Osborne indicated that the acquisition of MapR, like the acquisition of BlueData, does provide opportunities to bring those companies' customers closer to HPE.
"We have opportunities to provide an integrated experience for those customers," he said. "If a customer chooses to take advantage of it, we'll continue to support them."
HPE's acquisition of MapR gives channel partners an even more comprehensive set of solutions to help clients across numerous verticals to extract real insights from big data and emerging new data sources that can help their organizations offer better services to their customers, said Dan Molina, chief technology officer at Nth Generation Computing, a San Diego-based solution provider and longtime HPE channel partner.
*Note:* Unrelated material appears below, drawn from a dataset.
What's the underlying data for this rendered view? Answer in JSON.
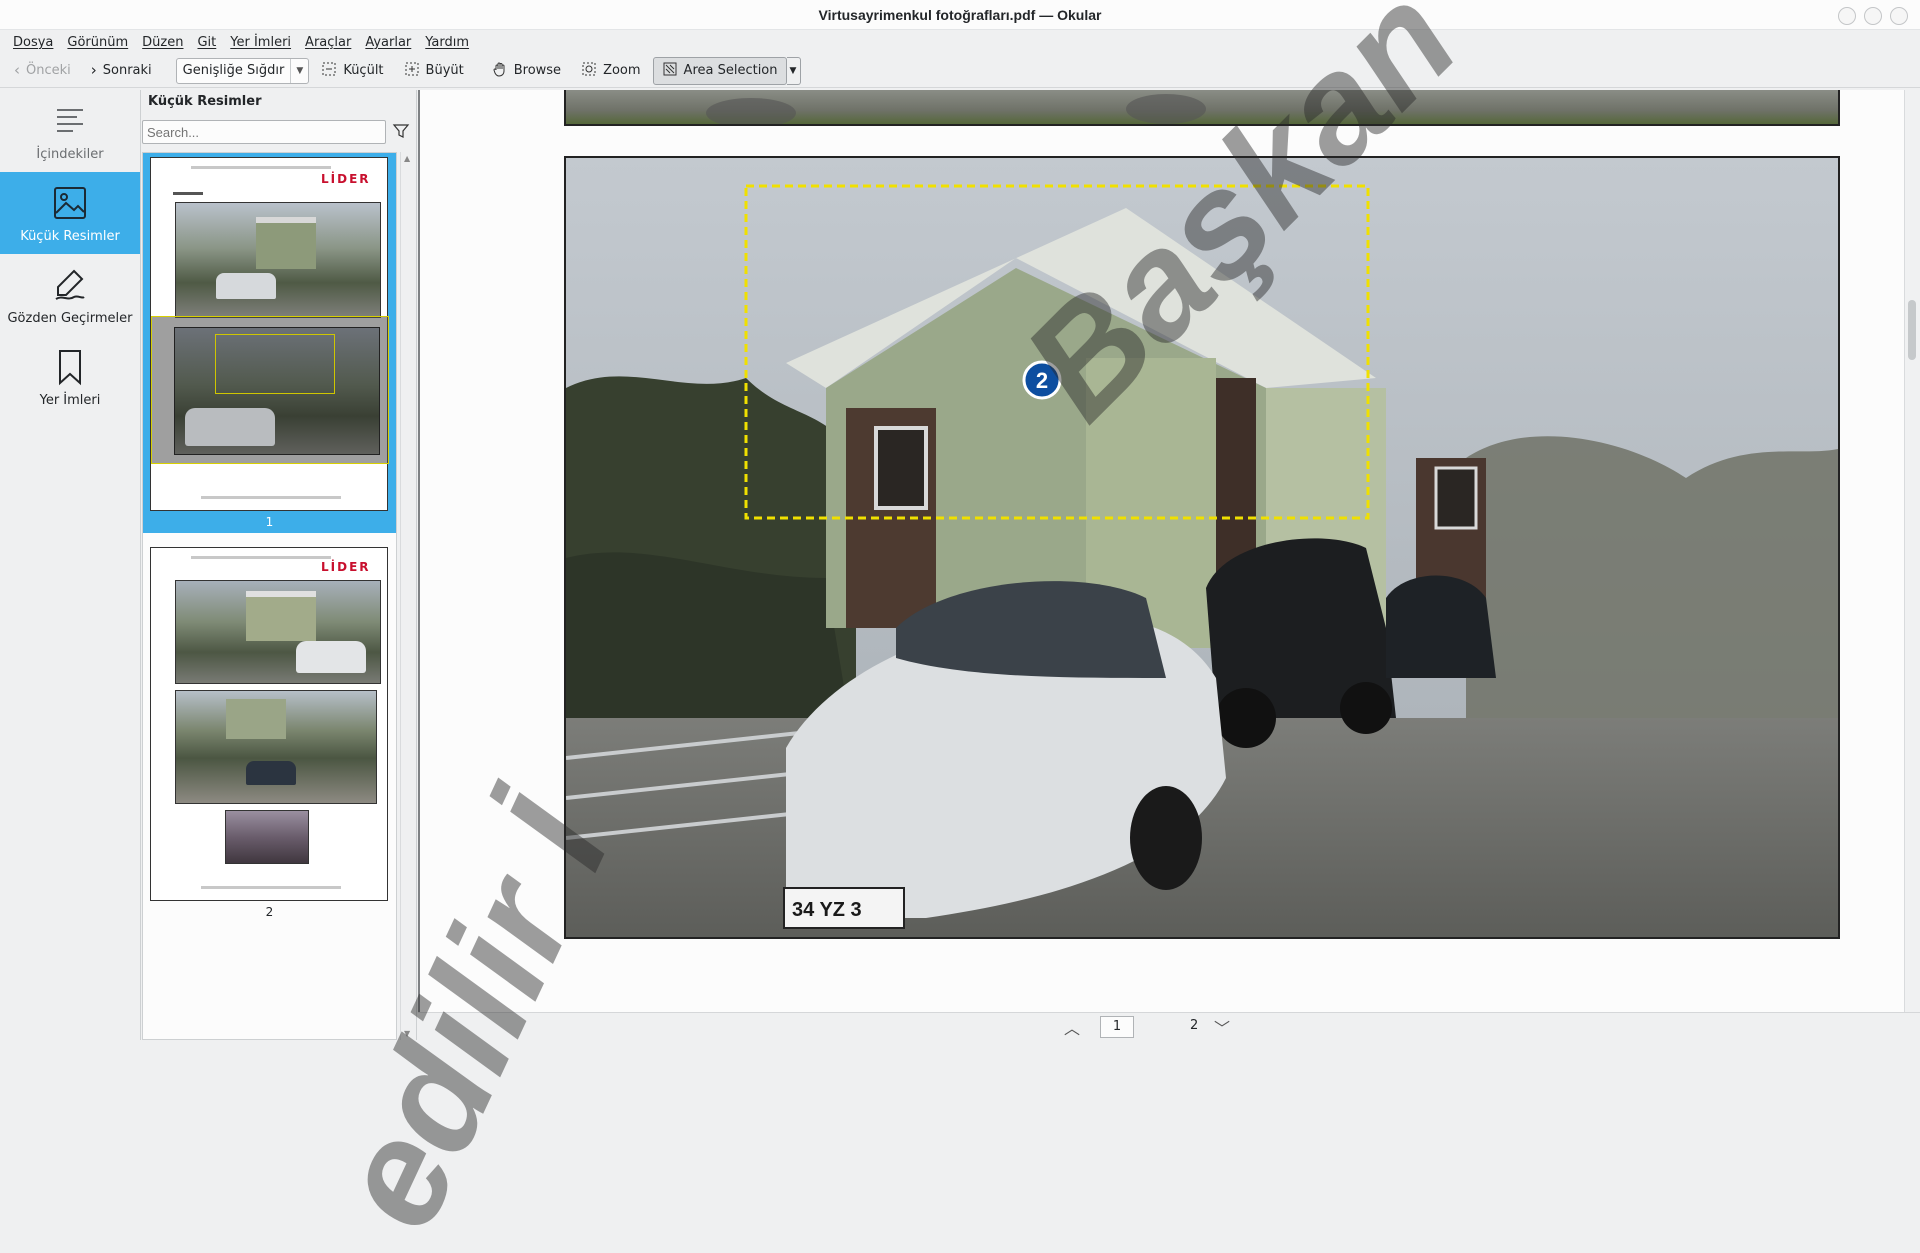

"From a wide range of HPC/AI hardware options that can process data-crunching, analytics, and algorithm-tuning applications at today’s needed speeds, to AI and big data analytics software platforms, to access to Data Scientists via our partnership with HPE Pointnext Services, we are excited to offer complete AI, big data, and business intelligence solutions to our clients that will significantly help them retain or improve their competitive advantage and go to market with innovative offerings much faster than ever before possible," Molina told CRN.